We propose an end-to-end workflow for building segmentation, regularization and vectorization using four different convolutional neural network architectures for binary semantic segmentation task: (1) U-Net, (2) U-Net-Former, (3) FT-UNet-Former and (4) DCSwin. We further improve the building footprints by applying the projectRegularization method proposed by (Li et al., 2021). The technique uses a boundary regularization network for building footprint extraction in satellite images combining semantic segmentation and boundary regularization with an end-to-end generative adversarial network (GAN). Our approach will perform semantic segmentation with our trained models and then perform boundary regularization on the segmentation masks. We aim to prove the scalability of projectRegularization on a different segmentation task, including aerial images as the data source. The last step in our approach is to develop a methodology for efficient vectorization of the segmented building mask using open-source software solutions. We aim to make the results practically applicable in any GIS environment. The dataset used for testing our developed method will be the MapAI dataset used for the MapAI: Precision in Building Segmentation competition (Jyhne et al., 2022) arranged with the Norwegian Artificial Intelligence Research Consortium in collaboration with the Centre for Artificial Intelligence Research at the University of Agder (CAIR), the Norwegian Mapping Authority, AI:Hub, Norkart, and The Danish Agency for Data Supply and Infrastructure.
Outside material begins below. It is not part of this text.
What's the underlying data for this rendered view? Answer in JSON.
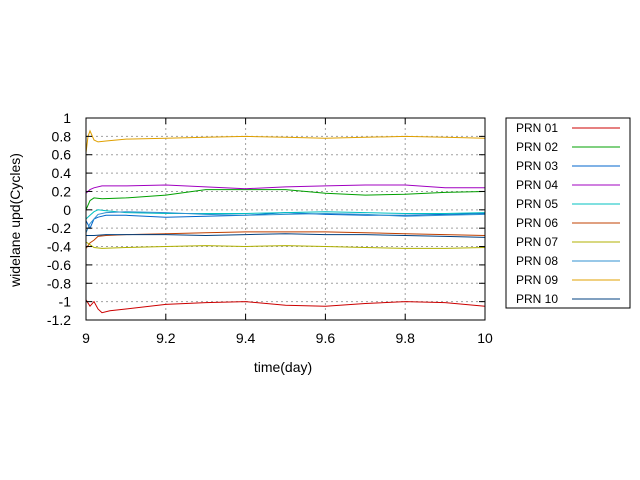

We aim to produce better representations of building footprints with more regular building boundaries. After successful application, our method generates regularized building footprints, that are useful in many cartographic and engineering applications. Furthermore our regularization and vectorization workflow is further developed into a working QGIS-plugin that can be used to extent the functionality of QGIS. Our end-to-end workflow aims to advance the current research in convolutional neural networks and their application for automatic building footprint extraction and, as a result, further enhance the state of open-source GIS software.